Cattedra di Geriatria, Centro Universitario per lo Studio dell’Invecchiamento Cerebrale, Unità di Ricerca per la Memoria,
Università di Bari
Depressione, demenza vascolare e malattia
di Alzheimer: associazioni e sovrapposizioni
Depressione e demenza, assieme agli altri disordini di tipo psichiatrico dell’età anziana meno
frequenti, rappresentano una delle sfide più affascinanti della psicogeriatria e sono problemi che
richiedono una maggiore attenzione da parte dei
sistemi sanitari per minimizzare i loro effetti sulla disabilità e porre le basi per il miglioramento
della qualità di vita di pazienti e caregiver.
Le stime sulla prevalenza della depressione
maggiore in età anziana variano in un range molto ampio a causa dei criteri utilizzati per la diagnosi e della procedura seguita per quantificare i
casi (1,2). Nella Tabella 1 sono elencati studi che forniscono stime di prevalenza utilizzando diversi
criteri diagnostici (3-15). Negli studi in cui sono stati utilizzati i criteri DSM i tassi di prevalenza per
la depressione maggiore in età anziana sono stati
di circa il 5% o meno, tranne che in due studi
condotti in Tasmania e in Svezia (9,14). Le stime ottenute con questi criteri suggeriscono inoltre che
la prevalenza della depressione decresca con l’avanzare dell’età, anche se i dati provenienti dalla
Baltimore Epidemiologic Catchment Area (ECA)
dimostrano come, mentre la depressione maggiore effettivamente declini in età anziana, gli altri
tipi di depressione mostrino stime di prevalenza
crescenti con l’aumentare dell’età (16).
Le differenze nelle stime di prevalenza, come è
stato detto, sono attribuibili a differenze metodologiche nella composizione del campione studiato, ai diversi setting utilizzati e ai diversi criteri
diagnostici. Stime basate su scale costruite per
quantificare la sintomatologia depressiva
(Geriatric Depression Scale – GDS - o Center for
Epidemiological Studies Depression Scale) sono
in accordo con l’impressione clinica che la prevalenza della depressione aumenti con l’avanzare
dell’età. Sono infatti rilevabili sintomi depressivi
significativi in circa il 15% degli ultrasessantaciquenni (Tabella 1).

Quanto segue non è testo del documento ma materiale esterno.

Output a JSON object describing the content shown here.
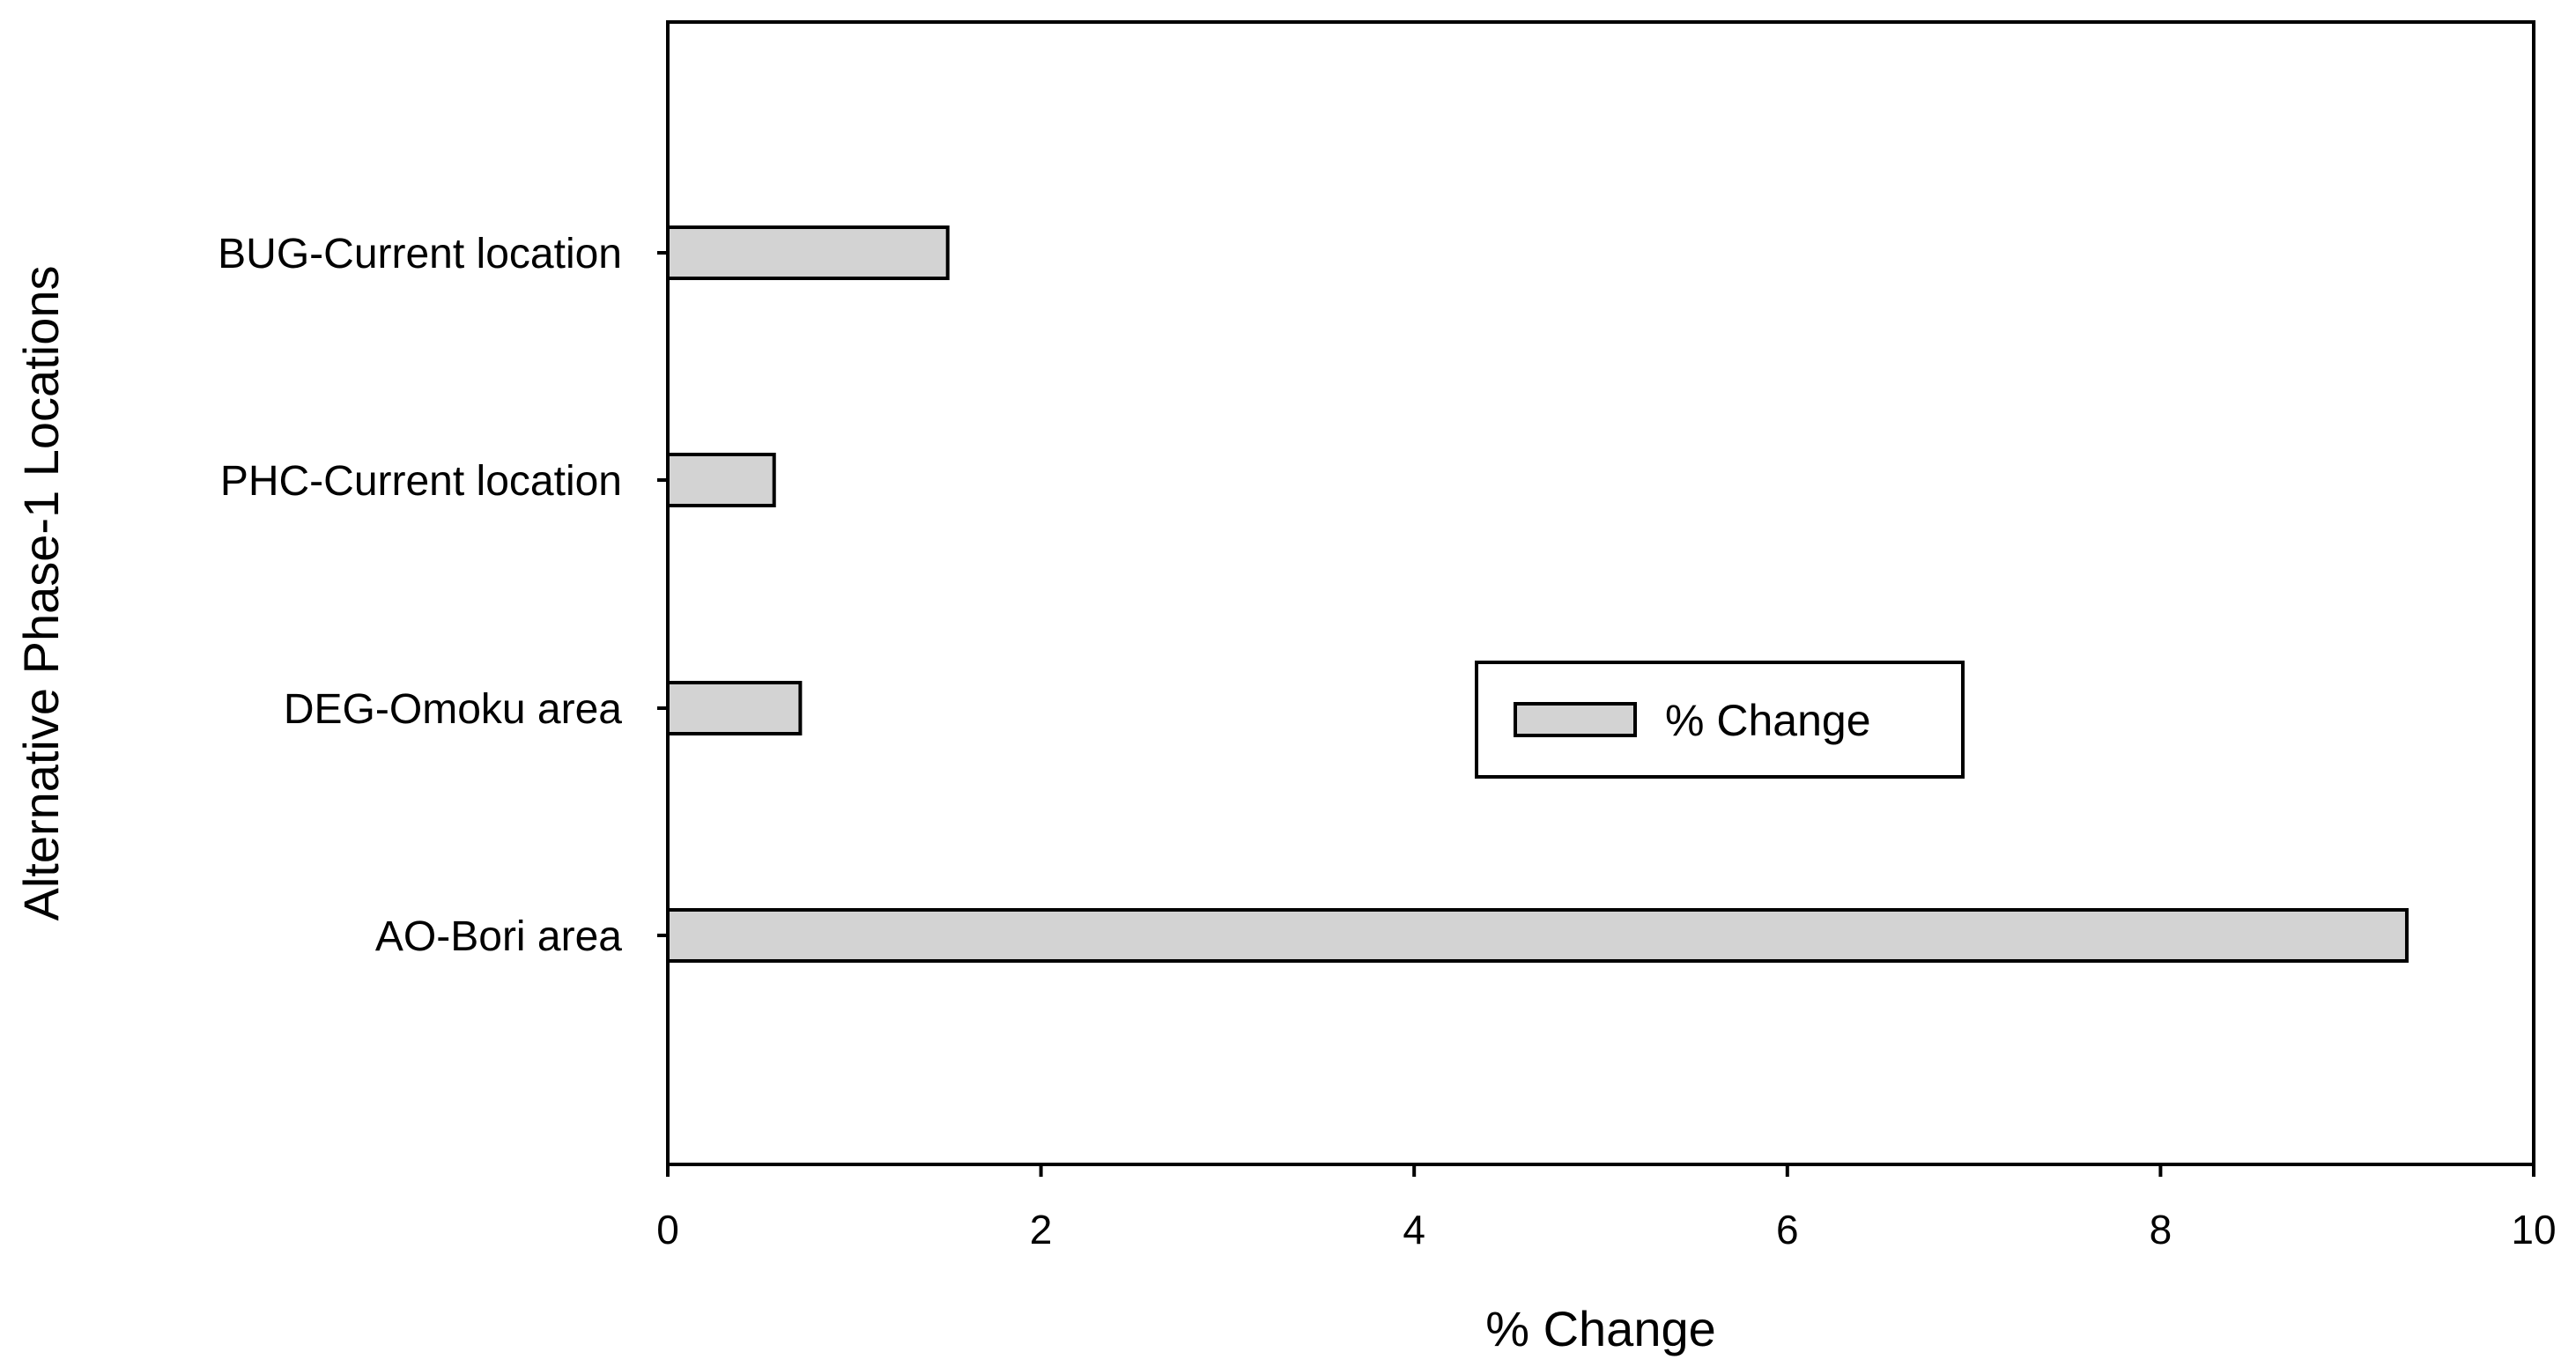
{
  "chart_data": {
    "type": "bar",
    "orientation": "horizontal",
    "title": "",
    "xlabel": "% Change",
    "ylabel": "Alternative Phase-1 Locations",
    "xlim": [
      0,
      10
    ],
    "xticks": [
      "0",
      "2",
      "4",
      "6",
      "8",
      "10"
    ],
    "grid": false,
    "legend_position": "center-right",
    "categories": [
      "BUG-Current location",
      "PHC-Current location",
      "DEG-Omoku area",
      "AO-Bori area"
    ],
    "series": [
      {
        "name": "% Change",
        "values": [
          1.5,
          0.57,
          0.71,
          9.32
        ],
        "color": "#d3d3d3"
      }
    ]
  }
}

Gli studi di incidenza sulla depressione in età
anziana che utilizzano i criteri DSM mostrano un
pattern di declino con l’avanzare dell’età identico
agli studi di prevalenza (17,18). Del resto molta della
disabilità legata alla depressione può essere associata con la sola sintomatologia depressiva anche
se i pazienti non rispettano i criteri clinici DSM
per la depressione maggiore (19). Un attento esame
delle stime per la depressione minore rivela inoltre come un numero significativo di soggetti anziani dovrebbe essere identificato come portatore
di un disturbo di tipo depressivo, confermando
che i pazienti con depressione minore siano più
anziani e con un maggior numero di malattie somatiche.

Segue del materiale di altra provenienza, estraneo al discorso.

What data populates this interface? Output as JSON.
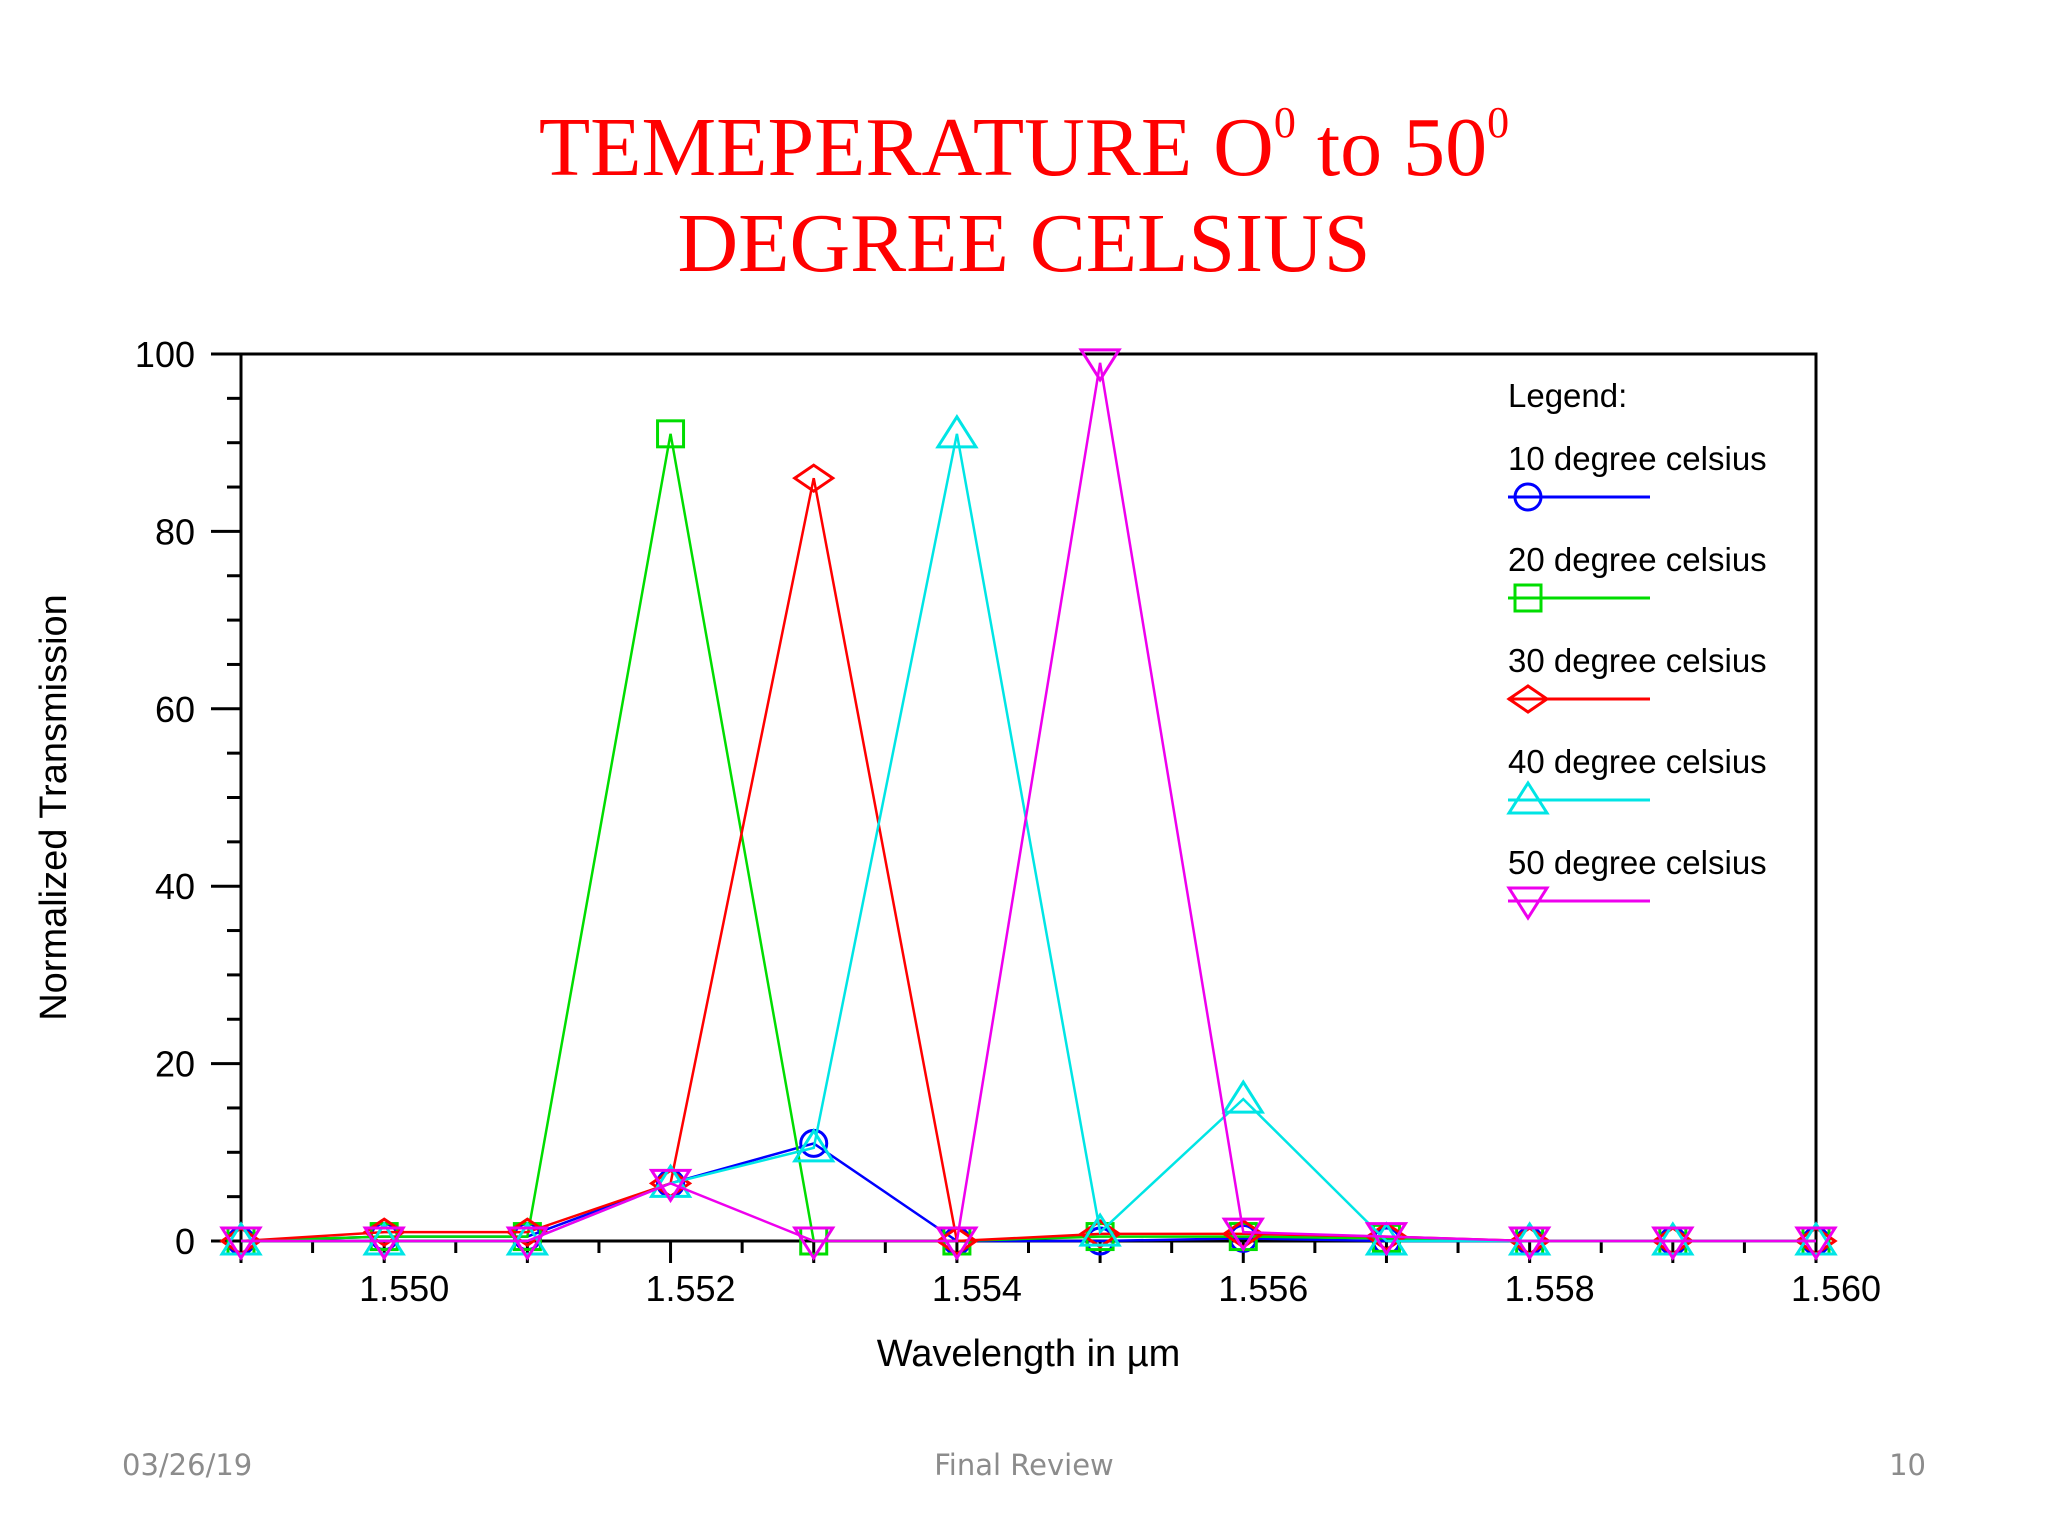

L’età diviene quindi una delle variabili cruciali nell’influenzare la presentazione, l’espressione e il riconoscimento della depressione, e
può anche riflettere differenze nell’eziologia dei
disturbi depressivi. Infatti, soggetti anziani con
sintomatologia depressiva senza “sadness” (pensieri o volontà di suicidio, sensazione di essere
senza speranza o senza scopo) sono risultati essere, in un follow-up a 13 anni, ad aumentato rischio di deficit funzionali, declino cognitivo e
mortalità (6). In un altro studio prospettico, soggetti anziani con sintomatologia depressiva si
sono dimostrati essere a rischio più elevato di
deficit funzionali in un follow-up a 4 anni (20).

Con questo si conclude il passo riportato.